Sunye rememorou como exemplo a criação em 2013 de um aplicativo desenvolvido por alunos de informática da UFPR que permitia ao usuário do transporte público de Curitiba acompanhar em tempo real o fluxo dos ônibus. Isso foi possível pelo acesso aos dados que estavam disponíveis no site da Urbs, e que indicavam ponto a ponto a localização dos ônibus. “Foi um exemplo de uma ação que gerou uma repercussão social muito grande, e que deu dimensão do impacto da inovação a partir dos dados abertos. Não que os governos deixem de usar estes dados. Muitas vezes até percebemos iniciativas da gestão pública em desenvolver alguma aplicação para alcançar a população. Mas nem sempre o resultado é satisfatório. Neste caso, o ideal é que mantenha os dados abertos para que outros agentes possam desenvolver inovações que deem conta das demandas da sociedade”, reforça o pesquisador da UFPR.

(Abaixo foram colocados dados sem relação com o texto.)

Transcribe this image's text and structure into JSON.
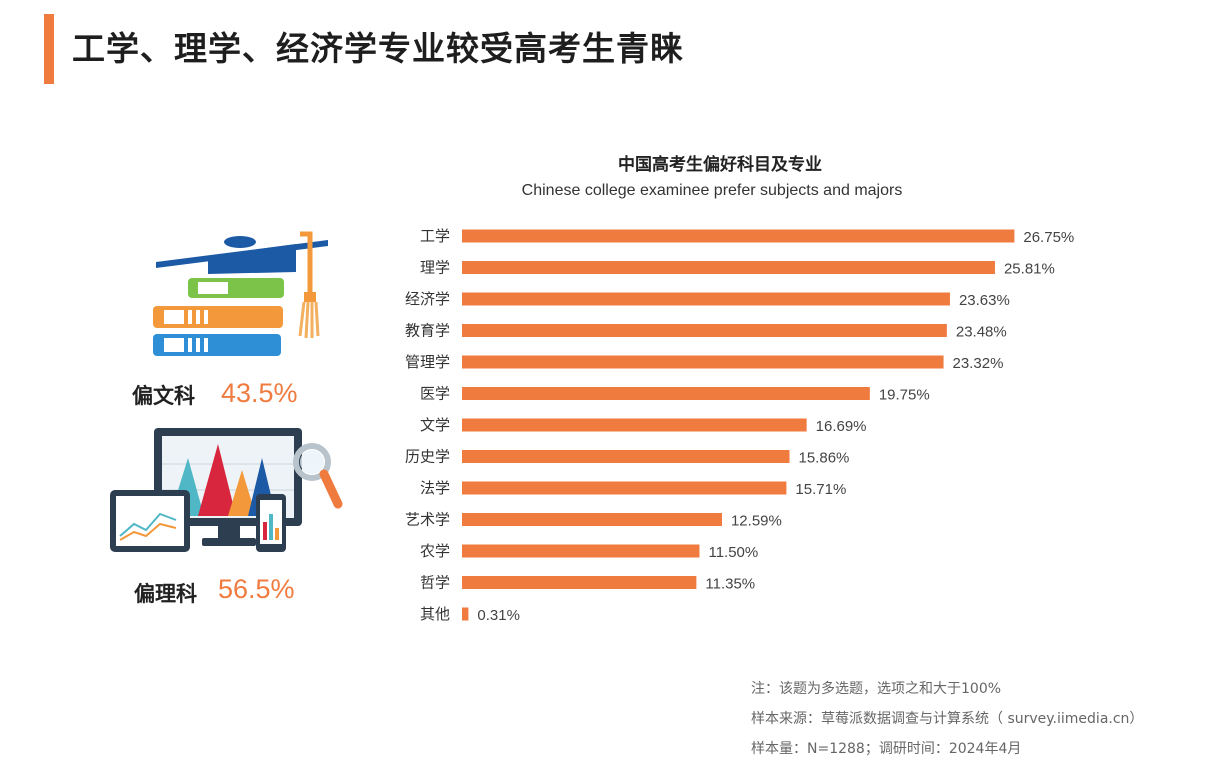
{
  "page": {
    "title": "工学、理学、经济学专业较受高考生青睐",
    "accent_color": "#f07b3f"
  },
  "left_panel": {
    "liberal_arts": {
      "icon": "books-graduation-cap-icon",
      "label": "偏文科",
      "value": "43.5%"
    },
    "science": {
      "icon": "data-charts-devices-icon",
      "label": "偏理科",
      "value": "56.5%"
    }
  },
  "chart_data": {
    "type": "bar",
    "orientation": "horizontal",
    "title": "中国高考生偏好科目及专业",
    "subtitle": "Chinese college examinee prefer subjects and majors",
    "categories": [
      "工学",
      "理学",
      "经济学",
      "教育学",
      "管理学",
      "医学",
      "文学",
      "历史学",
      "法学",
      "艺术学",
      "农学",
      "哲学",
      "其他"
    ],
    "values": [
      26.75,
      25.81,
      23.63,
      23.48,
      23.32,
      19.75,
      16.69,
      15.86,
      15.71,
      12.59,
      11.5,
      11.35,
      0.31
    ],
    "value_labels": [
      "26.75%",
      "25.81%",
      "23.63%",
      "23.48%",
      "23.32%",
      "19.75%",
      "16.69%",
      "15.86%",
      "15.71%",
      "12.59%",
      "11.50%",
      "11.35%",
      "0.31%"
    ],
    "unit": "%",
    "bar_color": "#f07b3f",
    "grid": false,
    "legend": "none"
  },
  "notes": [
    "注：该题为多选题，选项之和大于100%",
    "样本来源：草莓派数据调查与计算系统（ survey.iimedia.cn）",
    "样本量：N=1288；调研时间：2024年4月"
  ]
}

Neste aspecto, o papel da universidade é aumentar a qualidade e a continuidade para os dados públicos. “É função da Universidade pegar os dados brutos e disponibilizar eles para a sociedade. Dados brutos, não dados trabalhados. Os dados com intervenção apresentam um alinhamento ou ainda um recorte que pode ser limitador do seu uso. Precisamos trabalhar melhor os dados com a sociedade. E é isso que buscamos aqui no C3SL como laboratório. Criar alternativas de tecnologias de software livre, sem aprisionamento de dados, que tenham impacto na sociedade de forma geral, em áreas como saúde, educação, comunicação e questões sociais”, reitera.

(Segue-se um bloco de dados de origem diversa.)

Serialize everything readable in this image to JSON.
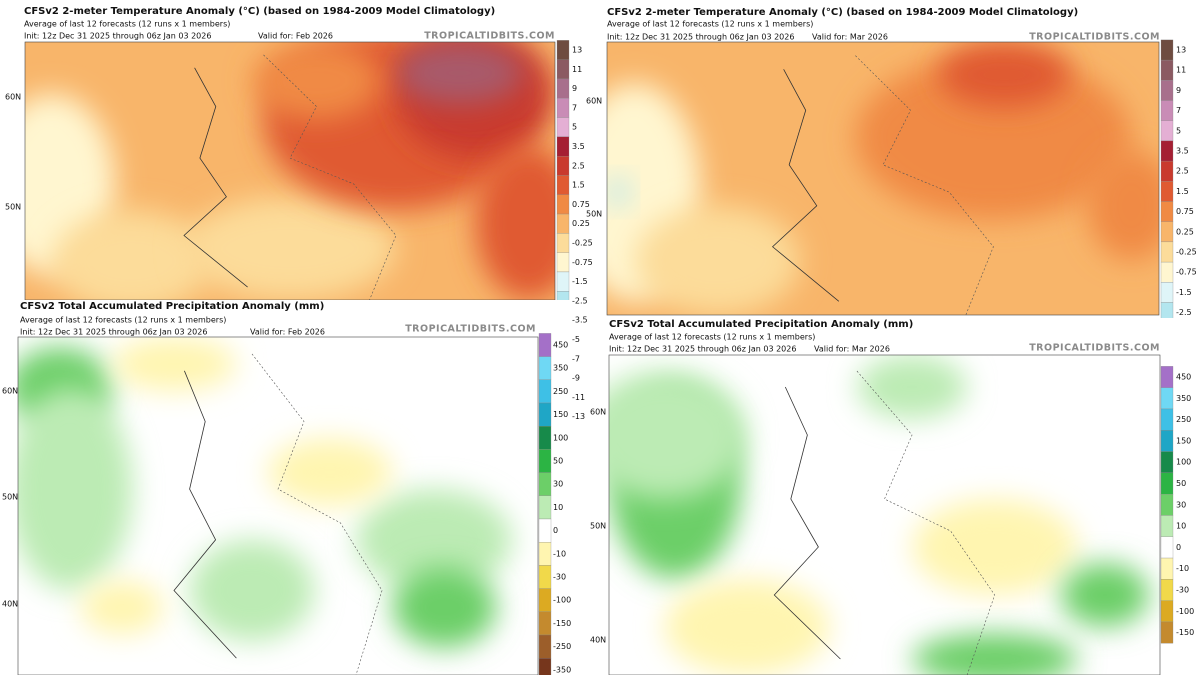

Para o pesquisador, falta a percepção dos gestores públicos sobre a relevância e real valor dos dados. Como exemplo disso, Sunye destacou situações em que grandes empresas de tecnologia cedem o uso de sistemas com código proprietário em hospitais. O que esta ação supostamente altruísta não revela é que a empresa de tecnologia acaba tendo acesso a todos os dados de diagnósticos e demais informações que passam a circular neste sistema.  É na contramão dessa postura que atua o C3SL, com projetos que têm como razão o desaprisionamento dos dados, e incentivo ao Software Livre. Prova disso é a iniciativa inovadora do C3SL tornar a filosofia do Software Livre como princípio para seus próprios projetos, que são publicados com o código-fonte aberto, disponíveis para acesso público (https://gitlab.c3sl.ufpr.br/explore/projects). Outro ponto é o projeto de espelhamento dos programas, que faz do C3SL a maior referência do hemisfério Sul dedicado a software livre. Há duas décadas o C3SL hospeda e distribui uma série de programas como Ubuntu, Debian, Kurumin Linux e SurceForge. “Por sermos referência, somos procurados de forma recorrente por desenvolvedores de sistemas e programas em software livre para hospedarmos novos projetos”, diz Sunye.

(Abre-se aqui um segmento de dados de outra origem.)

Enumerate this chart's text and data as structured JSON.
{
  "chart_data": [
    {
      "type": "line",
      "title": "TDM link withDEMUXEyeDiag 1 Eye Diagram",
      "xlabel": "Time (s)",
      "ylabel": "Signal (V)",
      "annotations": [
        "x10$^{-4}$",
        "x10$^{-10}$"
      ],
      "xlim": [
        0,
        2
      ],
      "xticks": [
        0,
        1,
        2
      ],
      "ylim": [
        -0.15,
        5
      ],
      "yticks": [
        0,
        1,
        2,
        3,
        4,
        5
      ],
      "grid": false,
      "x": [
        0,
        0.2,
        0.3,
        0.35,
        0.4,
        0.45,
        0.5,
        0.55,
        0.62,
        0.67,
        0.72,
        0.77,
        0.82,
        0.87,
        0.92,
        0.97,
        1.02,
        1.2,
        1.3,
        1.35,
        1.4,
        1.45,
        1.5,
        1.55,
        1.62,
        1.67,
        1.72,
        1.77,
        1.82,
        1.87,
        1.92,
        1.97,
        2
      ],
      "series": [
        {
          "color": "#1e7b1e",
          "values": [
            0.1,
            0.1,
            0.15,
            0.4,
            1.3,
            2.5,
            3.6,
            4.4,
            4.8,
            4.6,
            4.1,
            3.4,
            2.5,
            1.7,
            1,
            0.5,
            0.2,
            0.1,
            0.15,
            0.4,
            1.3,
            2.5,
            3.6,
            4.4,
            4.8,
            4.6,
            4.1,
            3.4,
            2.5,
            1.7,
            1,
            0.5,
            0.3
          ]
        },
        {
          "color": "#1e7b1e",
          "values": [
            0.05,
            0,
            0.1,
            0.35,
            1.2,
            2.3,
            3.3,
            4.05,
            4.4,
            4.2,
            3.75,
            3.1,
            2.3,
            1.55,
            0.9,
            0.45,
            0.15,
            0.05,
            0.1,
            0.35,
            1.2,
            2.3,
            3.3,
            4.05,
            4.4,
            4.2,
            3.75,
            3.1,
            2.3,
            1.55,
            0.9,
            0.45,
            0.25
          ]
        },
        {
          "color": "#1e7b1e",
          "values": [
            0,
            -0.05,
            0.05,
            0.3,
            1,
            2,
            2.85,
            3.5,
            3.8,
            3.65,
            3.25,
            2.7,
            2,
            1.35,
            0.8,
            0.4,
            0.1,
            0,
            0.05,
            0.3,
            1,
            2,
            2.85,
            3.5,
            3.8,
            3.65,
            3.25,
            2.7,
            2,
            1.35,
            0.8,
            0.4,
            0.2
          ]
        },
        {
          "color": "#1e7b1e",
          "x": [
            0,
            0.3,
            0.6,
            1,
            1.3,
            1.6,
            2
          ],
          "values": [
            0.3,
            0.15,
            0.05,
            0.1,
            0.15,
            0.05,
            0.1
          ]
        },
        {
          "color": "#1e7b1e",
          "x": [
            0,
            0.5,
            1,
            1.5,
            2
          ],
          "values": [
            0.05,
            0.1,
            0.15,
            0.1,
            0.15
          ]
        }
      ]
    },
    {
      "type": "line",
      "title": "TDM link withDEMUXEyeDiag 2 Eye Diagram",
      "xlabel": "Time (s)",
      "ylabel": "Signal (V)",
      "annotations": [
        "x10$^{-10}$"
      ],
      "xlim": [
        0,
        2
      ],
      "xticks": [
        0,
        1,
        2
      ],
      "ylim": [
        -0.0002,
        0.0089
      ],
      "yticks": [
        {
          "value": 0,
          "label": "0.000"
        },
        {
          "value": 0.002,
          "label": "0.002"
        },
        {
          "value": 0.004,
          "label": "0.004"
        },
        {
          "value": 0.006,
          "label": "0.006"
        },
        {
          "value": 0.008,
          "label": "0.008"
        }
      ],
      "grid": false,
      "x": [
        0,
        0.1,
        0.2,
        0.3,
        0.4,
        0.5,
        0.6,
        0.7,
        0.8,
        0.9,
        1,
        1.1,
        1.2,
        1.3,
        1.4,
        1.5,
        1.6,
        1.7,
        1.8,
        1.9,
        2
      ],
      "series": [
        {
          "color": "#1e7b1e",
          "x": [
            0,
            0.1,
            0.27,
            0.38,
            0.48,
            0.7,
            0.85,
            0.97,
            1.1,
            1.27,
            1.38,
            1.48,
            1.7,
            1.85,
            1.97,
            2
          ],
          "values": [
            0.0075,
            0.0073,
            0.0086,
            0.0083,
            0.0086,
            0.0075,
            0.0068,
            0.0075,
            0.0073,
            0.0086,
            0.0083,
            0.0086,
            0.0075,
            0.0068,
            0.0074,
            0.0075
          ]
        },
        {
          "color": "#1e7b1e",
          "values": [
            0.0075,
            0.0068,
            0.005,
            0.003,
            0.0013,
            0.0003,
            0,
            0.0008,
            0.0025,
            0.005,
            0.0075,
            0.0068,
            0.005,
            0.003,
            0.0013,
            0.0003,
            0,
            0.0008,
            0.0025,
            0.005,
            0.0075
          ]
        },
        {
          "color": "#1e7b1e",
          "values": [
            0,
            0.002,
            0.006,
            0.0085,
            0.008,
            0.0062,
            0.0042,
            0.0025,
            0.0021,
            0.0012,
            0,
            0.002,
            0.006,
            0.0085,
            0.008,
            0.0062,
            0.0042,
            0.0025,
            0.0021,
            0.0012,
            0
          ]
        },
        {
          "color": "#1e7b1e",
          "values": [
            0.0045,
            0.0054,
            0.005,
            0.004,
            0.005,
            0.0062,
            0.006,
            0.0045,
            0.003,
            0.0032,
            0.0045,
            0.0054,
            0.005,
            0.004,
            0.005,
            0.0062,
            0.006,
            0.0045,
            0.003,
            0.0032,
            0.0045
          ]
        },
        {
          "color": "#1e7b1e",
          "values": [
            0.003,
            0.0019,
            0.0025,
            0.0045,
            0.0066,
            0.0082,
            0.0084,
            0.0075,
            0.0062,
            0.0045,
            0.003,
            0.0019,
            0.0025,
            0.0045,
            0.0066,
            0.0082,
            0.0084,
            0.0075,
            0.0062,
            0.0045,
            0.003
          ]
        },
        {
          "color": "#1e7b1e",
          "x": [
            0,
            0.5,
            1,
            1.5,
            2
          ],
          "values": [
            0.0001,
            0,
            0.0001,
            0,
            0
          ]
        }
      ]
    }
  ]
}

A BUROCRACIA COMO ENTRAVE DA INOVAÇÃO – Refletindo sobre a realidade da pesquisa em saúde, sobretudo com foco no Hospital de Clínicas, a coordenadora do Curso de Medicina da UFPR, Camila Girardi Fachin, apontou a urgência da desburocratização como forma de incentivar a inovação. Apesar de ser um dos principais centros de pesquisa e referência como hospital público, de acordo com Camila, o HC tem sofrido um êxodo de pesquisadores quando o assunto é pesquisa, devido a um sistema altamente burocratizado. Segundo a professora da UFPR, isso se agrava ainda mais nos casos de pesquisa clínica. “Quando o assunto é a pesquisa clínica, a burocracia é maior. Quando estamos no processo de testagem de um medicamento ou um dispositivo, isso fica mais evidente, sobretudo considerando que estamos em um cenário de competitividade com laboratórios ou entidade privada, em pesquisa também nas mesmas áreas. Logicamente que temos regras de trâmite legal, mas o excesso de burocracia prejudica principalmente na demora para aprovação, o que favorece o mercado externo”, critica.